In response to rising factional violence, the British launched Operation Sinbad in September 2006. The aim was to rid Basra of the militias, the means (house to house searches, detentions, checkpoints) were predictable, as was the upshot. One British soldier told the press: From “the end of January to March, it was like a siege mentality. We were getting mortared every hour of the day. We were constantly being fired at.” In April, Operation Sinbad was called off. Within weeks, militias returned to the streets. According to the ICG, the 5,500 British troops have been driven by “relentless attacks” into “increasingly secluded compounds”. Meanwhile, British administrators “appear to have given up the idea of establishing a functioning state”.

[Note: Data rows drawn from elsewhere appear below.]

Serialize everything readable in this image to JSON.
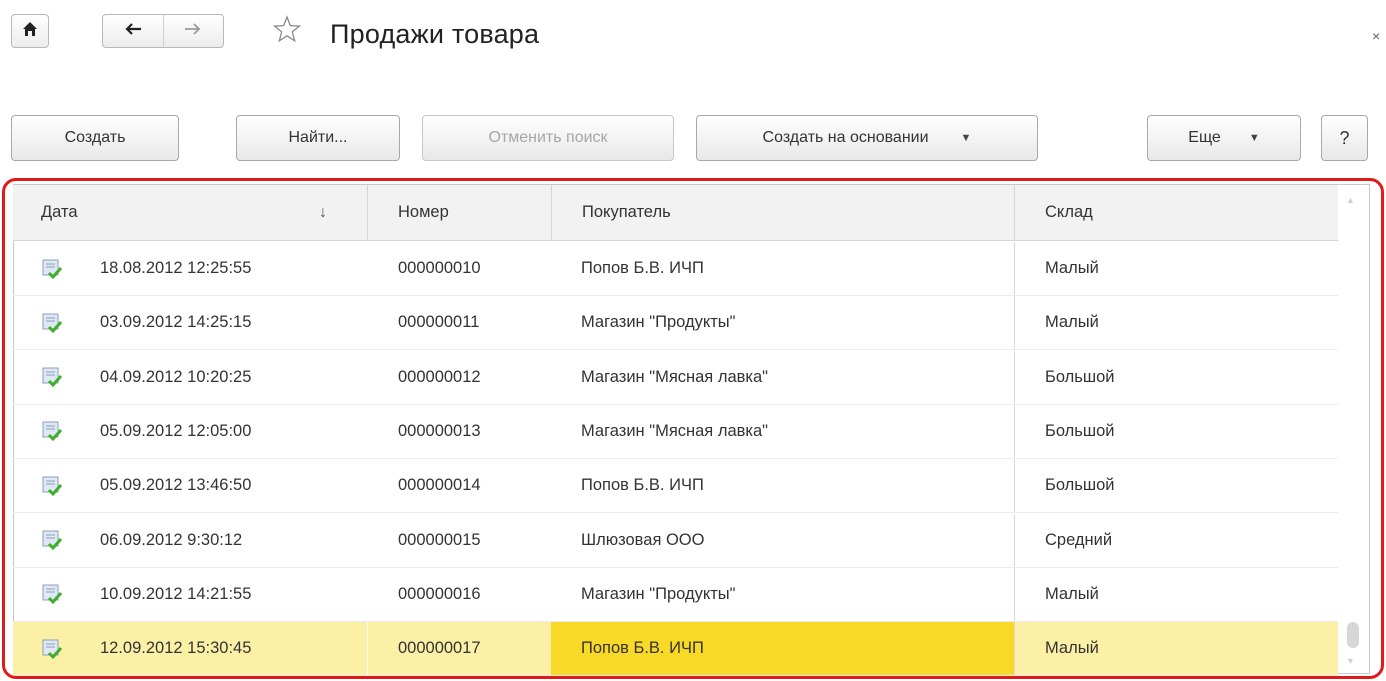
{
  "window": {
    "title": "Продажи товара",
    "close_glyph": "×"
  },
  "toolbar": {
    "create_label": "Создать",
    "find_label": "Найти...",
    "cancel_search_label": "Отменить поиск",
    "create_based_label": "Создать на основании",
    "more_label": "Еще",
    "help_label": "?"
  },
  "table": {
    "columns": {
      "date": "Дата",
      "number": "Номер",
      "buyer": "Покупатель",
      "warehouse": "Склад"
    },
    "sort_indicator": "↓",
    "rows": [
      {
        "date": "18.08.2012 12:25:55",
        "number": "000000010",
        "buyer": "Попов Б.В. ИЧП",
        "warehouse": "Малый"
      },
      {
        "date": "03.09.2012 14:25:15",
        "number": "000000011",
        "buyer": "Магазин \"Продукты\"",
        "warehouse": "Малый"
      },
      {
        "date": "04.09.2012 10:20:25",
        "number": "000000012",
        "buyer": "Магазин \"Мясная лавка\"",
        "warehouse": "Большой"
      },
      {
        "date": "05.09.2012 12:05:00",
        "number": "000000013",
        "buyer": "Магазин \"Мясная лавка\"",
        "warehouse": "Большой"
      },
      {
        "date": "05.09.2012 13:46:50",
        "number": "000000014",
        "buyer": "Попов Б.В. ИЧП",
        "warehouse": "Большой"
      },
      {
        "date": "06.09.2012 9:30:12",
        "number": "000000015",
        "buyer": "Шлюзовая ООО",
        "warehouse": "Средний"
      },
      {
        "date": "10.09.2012 14:21:55",
        "number": "000000016",
        "buyer": "Магазин \"Продукты\"",
        "warehouse": "Малый"
      },
      {
        "date": "12.09.2012 15:30:45",
        "number": "000000017",
        "buyer": "Попов Б.В. ИЧП",
        "warehouse": "Малый"
      }
    ]
  },
  "icons": {
    "home": "home-icon",
    "back": "arrow-left-icon",
    "forward": "arrow-right-icon",
    "favorite": "star-icon",
    "document": "posted-document-icon",
    "dropdown": "caret-down-icon"
  },
  "colors": {
    "selected_row": "#fbf0a5",
    "selected_cell": "#f9d927",
    "highlight_outline": "#e01a1a",
    "posted_check": "#3fae2a"
  }
}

Of course, Britain is targeted by terrorists not because of the specific actions of British troops in Iraq but as a result of the British government’s role as the US’s pre-eminent military and political ally in the invasion and occupation.

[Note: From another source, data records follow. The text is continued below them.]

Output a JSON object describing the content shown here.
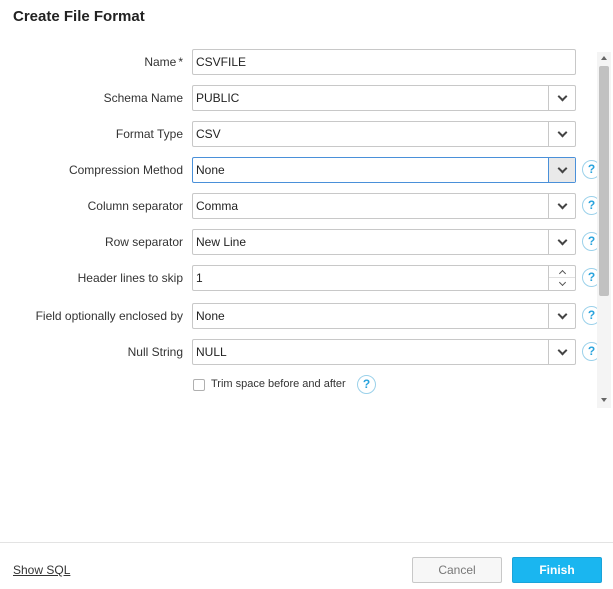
{
  "dialog": {
    "title": "Create File Format"
  },
  "form": {
    "name": {
      "label": "Name",
      "required_mark": "*",
      "value": "CSVFILE"
    },
    "schema_name": {
      "label": "Schema Name",
      "value": "PUBLIC"
    },
    "format_type": {
      "label": "Format Type",
      "value": "CSV"
    },
    "compression_method": {
      "label": "Compression Method",
      "value": "None",
      "help": "?"
    },
    "column_separator": {
      "label": "Column separator",
      "value": "Comma",
      "help": "?"
    },
    "row_separator": {
      "label": "Row separator",
      "value": "New Line",
      "help": "?"
    },
    "header_lines": {
      "label": "Header lines to skip",
      "value": "1",
      "help": "?"
    },
    "field_enclosed": {
      "label": "Field optionally enclosed by",
      "value": "None",
      "help": "?"
    },
    "null_string": {
      "label": "Null String",
      "value": "NULL",
      "help": "?"
    },
    "trim_space": {
      "label": "Trim space before and after",
      "checked": false,
      "help": "?"
    }
  },
  "footer": {
    "show_sql": "Show SQL",
    "cancel": "Cancel",
    "finish": "Finish"
  },
  "colors": {
    "accent": "#1ab6f0",
    "focus_border": "#4a90d9",
    "help_icon": "#29a3dd"
  }
}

The US’s five month old security “surge” in Baghdad has proved no more effective than Operation Sinbad in Basra. US and allied Iraqi forces control fewer than one-third of Baghdad’s neighbourhoods. Violence has spread to areas which were previously quiet. Meanwhile, increased reliance on air power has generated so much extra traffic that US air bases in Iraq have installed new lighting and control systems to operate on a round-the-clock basis. In one week in March, the Pentagon reported 327 missions – a 50% rise over the previous year, and with it inevitably, escalating civilian casualties.

The death toll as a result of invasion and occupation has now reached, in all probability, the one million mark. The John Hopkins mortality study published last year suggests that at least 31% of these died directly at the hands of occupying forces. In Baghdad, they still get only one hour of electricity a day. Economic production is said to be down by 80% from 2003. Deaths of Iraqi children from preventable disease are running at double pre-invasion levels. Violence of all types has left over 4 million displaced, 14% of the Iraqi population.

The occupation has already proved one of the greatest examples of human-inflicted suffering since World War II, and it grows more destructive by the day. In an act of folly, the UN Security Council, which had refused authorisation of the invasion of March 2003, subsequently gave the US-British forces a mandate to govern Iraq; in light of their breaches of international law, attacks on civilians, failure to provide basic services and minimum security, that mandate should now be revoked. Until it is, and US-British forces are made to withdraw, the UN and the international community will be prevented from offering Iraqis the assistance they desperately need.

The Iraq war was not merely a dreadful error committed by lame duck politicians. It is an ongoing atrocity, a crime in the course of being perpetrated. As it is a crime in which the British government is a major culprit, the consequences are likely to continue to be visited on our shores.